This was my first visit to Pench National Park. Unlike all past visits to other national parks/tiger reserves including one crazy drive to Tadoba from Delhi(that was in November 2012 when I teamed up with Dr. Nandy who drove all the way from Delhi to Tadoba and back with almost 48 hours on wheel), this was more of a the luxury break and and not so much about safaris. In fact, on this 3D/2N trip, I went for safaris only twice. I spent rest of my time birding in and around Pench Tree Lodge – our host at Pench.
Browse TripAdvisor.com and you will get to know the resort better. There are only couple of reviews available as the resort is only 10 months old. But the fact that each reviewer has rated it ‘Excellent’ says a lot bout it and it absolutely justified. I have never come across such polite hotel/ resort staff in any other resort. Pankaj, the young chef from Delhi who must be in his late 20’s, kept surprising us at each meal with his delicacies. He was kind enough to share his Makke-ki-Kheer recipe with me.
Just after check-in, Amit, the manager, started explaining the whole set up of the resort to us including the services they offer and kind of wildlife we can expect to see within the property. My first reaction to him was to know whether we can expect to see any owls. The naturalist who was present there promptly replied, “You can expect to see Jungle owlet and during safari you can see Indian Scoops Owl. Occasionally, we see an eagle owl as well”. Seeing an Eagle owl will sure be an “Oh Penchhhh” moment for me, I thought.
That “Oh Pench” moment came on day 2 when on our first safari I heard the roar of a male tiger. We tried our best to follow it but wasn’t lucky enough to spot the same. On day 3, as I was strolling inside the resort, I saw a forest owlet sitting on a branch of a tree adjacent to our tree house. That was the other most exciting moment of my visit. To some of you it may sound funny but that is what it is – nothing is more exciting to me than seeing an owl in the jungle- smaller the owl more excited I get. I saw two pairs of Indian Scoop owl inside the park and one spotted owlet near a village.
The park has the highest density of Spotted deer in India and I am told that the grass land in the park is under threat. Forest department has fenced certain areas inside the park to save some grass for the summer. Deer are now getting relocated to nearby jungles like Satpura. The other species which are in large numbers are the Jackals.
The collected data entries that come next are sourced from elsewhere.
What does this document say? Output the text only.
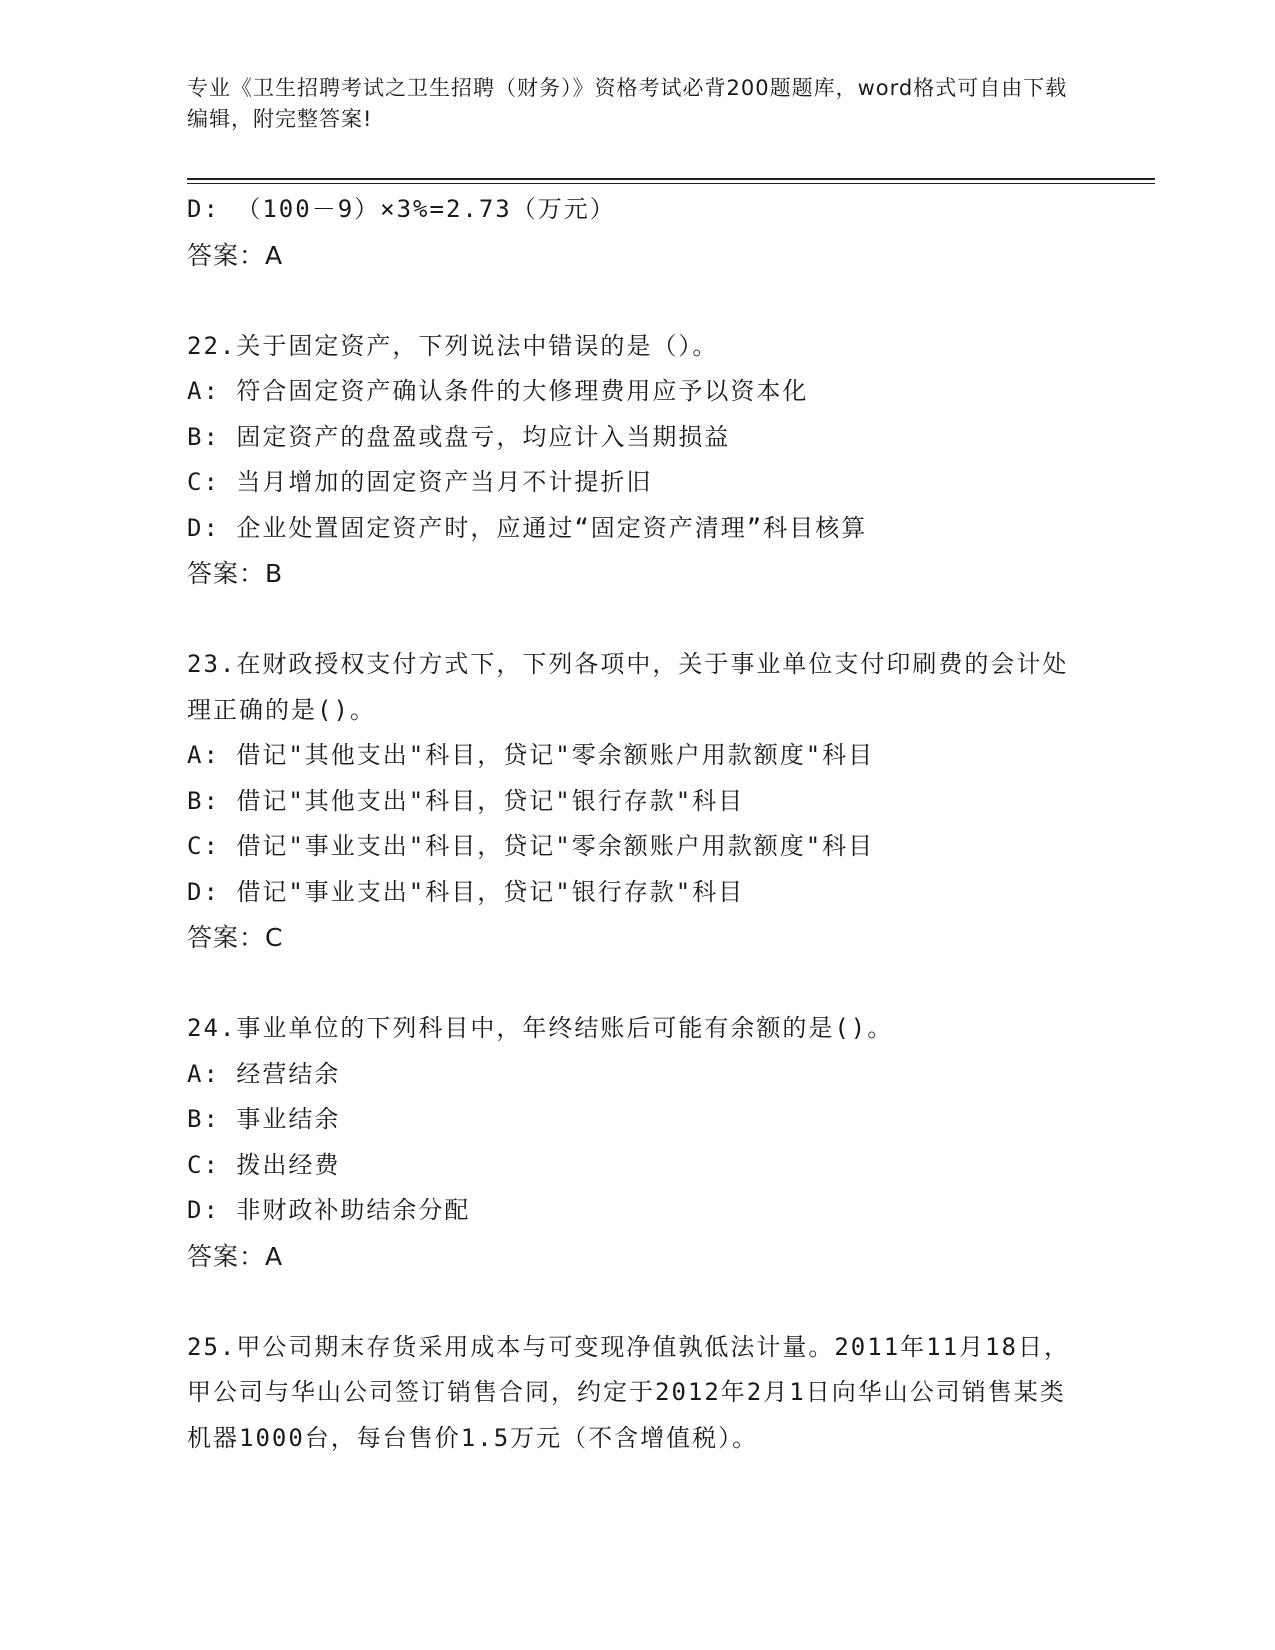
专业《卫生招聘考试之卫生招聘（财务）》资格考试必背200题题库，word格式可自由下载编辑，附完整答案!
D: （100－9）×3%=2.73（万元）
答案：A
22.关于固定资产，下列说法中错误的是（）。
A: 符合固定资产确认条件的大修理费用应予以资本化
B: 固定资产的盘盈或盘亏，均应计入当期损益
C: 当月增加的固定资产当月不计提折旧
D: 企业处置固定资产时，应通过“固定资产清理”科目核算
答案：B
23.在财政授权支付方式下，下列各项中，关于事业单位支付印刷费的会计处理正确的是()。
A: 借记"其他支出"科目，贷记"零余额账户用款额度"科目
B: 借记"其他支出"科目，贷记"银行存款"科目
C: 借记"事业支出"科目，贷记"零余额账户用款额度"科目
D: 借记"事业支出"科目，贷记"银行存款"科目
答案：C
24.事业单位的下列科目中，年终结账后可能有余额的是()。
A: 经营结余
B: 事业结余
C: 拨出经费
D: 非财政补助结余分配
答案：A
25.甲公司期末存货采用成本与可变现净值孰低法计量。2011年11月18日，甲公司与华山公司签订销售合同，约定于2012年2月1日向华山公司销售某类机器1000台，每台售价1.5万元（不含增值税）。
I have never seen so many jackals in any park. Other than these two species, you can easily expect to see Indian Gaur, Sambhar Deer and few wild dogs. Regular sighting of tigers and leopards also happen but my luck was only good enough to see a Jungle cat – a mild touch to the cat family.
One would definitely like the lantana free jungle covered with soft grass. The Teak forest allows good amount of light for photography. The river Pench breaks the monotony of the jungle and delights you with beautiful landscapes. I would have loved to spend the entire evening sitting by the river and looking at the river terns fishing. But then with an avid lover of tigers on board stripes were most sought after than the wings.
One must carry a good wide angle camera to photograph the beautiful forest and the Pench River landscapes. The villages around the resort also provide ample of opportunities for rural photography. The colourful houses, the corn fields and the weekly bazaars will surely induce you to stop for few clicks. The best way to visit this villages is to go on cycle available at the resort.
Thanks to Pugdundee Safari/Pench Tree Lodge for being such a wonderful host. The dining experience under the light of kerosene lanterns and in the warmth of bonfire in the wild and complimented with a peg of Taliskar was amazing. So was the experience of having breakfast inside the park.
A sighting of a tiger would have completed the picture gallery but that is something I have to wait for my next trip.